Studies show that climate change has made Hurricane Melissa 4 times more likely
This is the original story It appeared on Inside Climate News and is part of the Climate Desk collaboration.
Fueled by unusually warm waters, Hurricane Melissa has become one of the strongest Atlantic hurricanes on record this week. Now a new rapid attribution study shows that human-induced climate change has quadrupled the likelihood of deadly tropical cyclones.
Hurricane Melissa slammed into Jamaica on Tuesday, wreaking havoc across the island before hitting Haiti and Cuba. The storm, which reached Category 5 and is reserved for storms with the strongest winds, has so far killed at least 40 people across the Caribbean. It has now weakened to a Category 2 and is continuing its path toward Bermuda, where landfall is expected Thursday night, according to the National Hurricane Center.

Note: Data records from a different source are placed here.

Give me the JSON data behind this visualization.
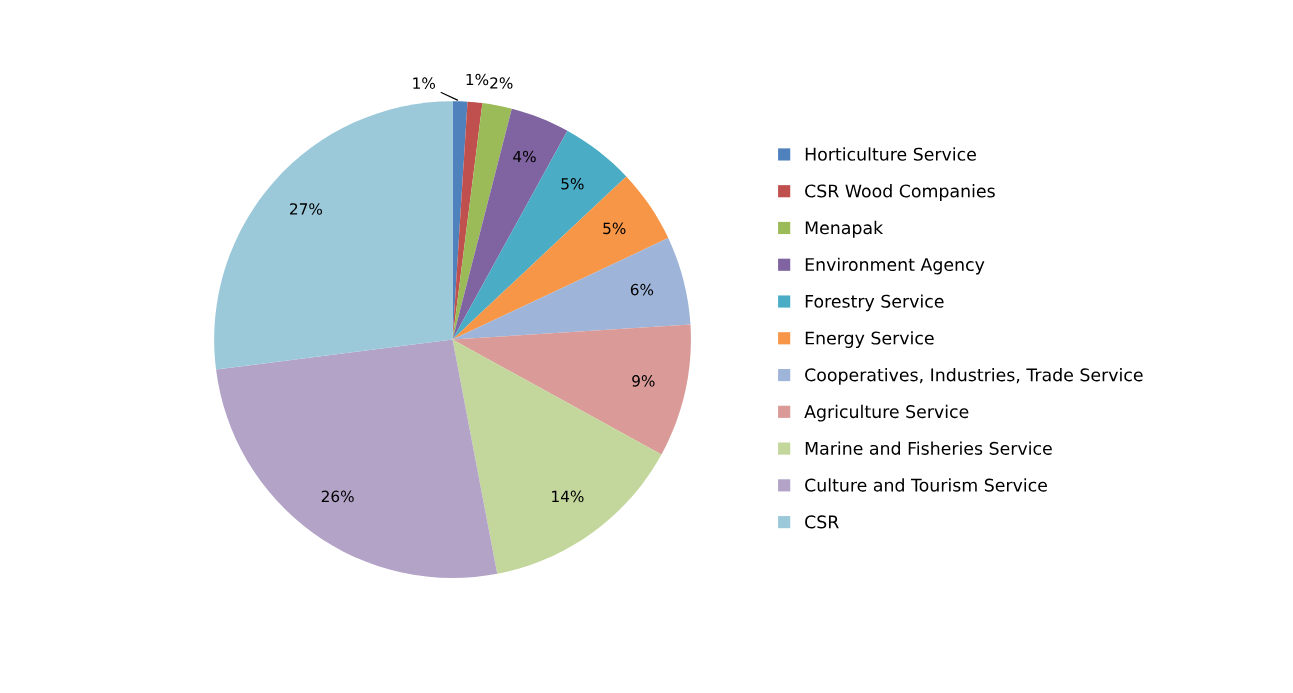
{
  "chart_data": {
    "type": "pie",
    "categories": [
      "Horticulture Service",
      "CSR Wood Companies",
      "Menapak",
      "Environment Agency",
      "Forestry Service",
      "Energy Service",
      "Cooperatives, Industries, Trade Service",
      "Agriculture Service",
      "Marine and Fisheries Service",
      "Culture and Tourism Service",
      "CSR"
    ],
    "values": [
      1,
      1,
      2,
      4,
      5,
      5,
      6,
      9,
      14,
      26,
      27
    ],
    "value_labels": [
      "1%",
      "1%",
      "2%",
      "4%",
      "5%",
      "5%",
      "6%",
      "9%",
      "14%",
      "26%",
      "27%"
    ],
    "colors": [
      "#4f81bd",
      "#c0504d",
      "#9bbb59",
      "#8064a2",
      "#4bacc6",
      "#f79646",
      "#9fb4d9",
      "#d99a98",
      "#c3d69b",
      "#b2a3c7",
      "#9bc9da"
    ],
    "legend": "right"
  }
}
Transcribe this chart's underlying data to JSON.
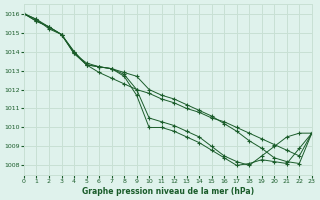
{
  "title": "Graphe pression niveau de la mer (hPa)",
  "bg_color": "#dff2ec",
  "grid_color": "#c8e0d4",
  "line_color": "#1a5c2a",
  "xlim": [
    0,
    23
  ],
  "ylim": [
    1007.5,
    1016.5
  ],
  "yticks": [
    1008,
    1009,
    1010,
    1011,
    1012,
    1013,
    1014,
    1015,
    1016
  ],
  "xticks": [
    0,
    1,
    2,
    3,
    4,
    5,
    6,
    7,
    8,
    9,
    10,
    11,
    12,
    13,
    14,
    15,
    16,
    17,
    18,
    19,
    20,
    21,
    22,
    23
  ],
  "series": [
    [
      1016.0,
      1015.6,
      1015.3,
      1014.9,
      1014.0,
      1013.3,
      1012.9,
      1012.6,
      1012.3,
      1012.0,
      1011.8,
      1011.5,
      1011.3,
      1011.0,
      1010.8,
      1010.5,
      1010.3,
      1010.0,
      1009.7,
      1009.4,
      1009.1,
      1008.8,
      1008.5,
      1009.7
    ],
    [
      1016.0,
      1015.6,
      1015.3,
      1014.9,
      1014.0,
      1013.3,
      1013.2,
      1013.1,
      1012.9,
      1012.7,
      1012.0,
      1011.7,
      1011.5,
      1011.2,
      1010.9,
      1010.6,
      1010.2,
      1009.8,
      1009.3,
      1008.9,
      1008.4,
      1008.2,
      1008.1,
      1009.7
    ],
    [
      1016.0,
      1015.7,
      1015.3,
      1014.9,
      1013.9,
      1013.3,
      1013.2,
      1013.1,
      1012.8,
      1012.0,
      1010.5,
      1010.3,
      1010.1,
      1009.8,
      1009.5,
      1009.0,
      1008.5,
      1008.2,
      1008.0,
      1008.5,
      1009.0,
      1009.5,
      1009.7,
      1009.7
    ],
    [
      1016.0,
      1015.7,
      1015.2,
      1014.9,
      1013.9,
      1013.4,
      1013.2,
      1013.1,
      1012.7,
      1011.7,
      1010.0,
      1010.0,
      1009.8,
      1009.5,
      1009.2,
      1008.8,
      1008.4,
      1008.0,
      1008.1,
      1008.3,
      1008.2,
      1008.1,
      1008.9,
      1009.7
    ]
  ]
}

Early reports of damage, especially in the worst-hit western Jamaica, are dire. Winds of 185 mph and torrential rain flattened entire neighborhoods, obliterated large swaths of farmland and forced more than 25,000 people — locals and tourists — to seek cover in shelters or hotel ballrooms. According to a new commissioned study from Imperial College London, climate change increased Melissa’s wind speed by 7%, causing a 12% increase in damage.
Experts say that the losses can reach tens of billions of dollars.
The findings echo similar reports released earlier this week about how global warming may have contributed to the likelihood and intensity of Hurricane Melissa. Each of these analyzes adds to a growing body of research showing how ocean warming from climate change is creating the conditions for stronger tropical storms.
Hurricane Melissa is “a textbook example of how we expect hurricanes to respond to climate warming,” said Brian Soden, a professor of atmospheric science at the University of Miami who was not involved in the recent analysis. We know that ocean temperatures are warming [are] It is almost exclusively driven by increased greenhouse gases.
The storm has disrupted all aspects of life in this part of the Caribbean.
“There has been a massive displacement of services. We have people all over the country in shelters,” Denise Zulu, the UN resident coordinator in Jamaica, told a press conference on Wednesday. What we see in early assessments is a country devastated to a degree never before seen.
Weather communication
To study rapid attribution, Imperial College researchers used the Imperial College Hurricane Model, known as IRIS, which has created a database of millions of synthetic tropical storm tracks that can help fill in the gaps about how hurricanes behave in the real world.
The model essentially runs simulations of the probability of a given storm’s wind speed — often the most destructive factor — in a pre-industrial climate versus the current climate. Applying IRIS to Hurricane Melissa, researchers determined that human-caused warming increased the storm’s wind speed by 7 percent.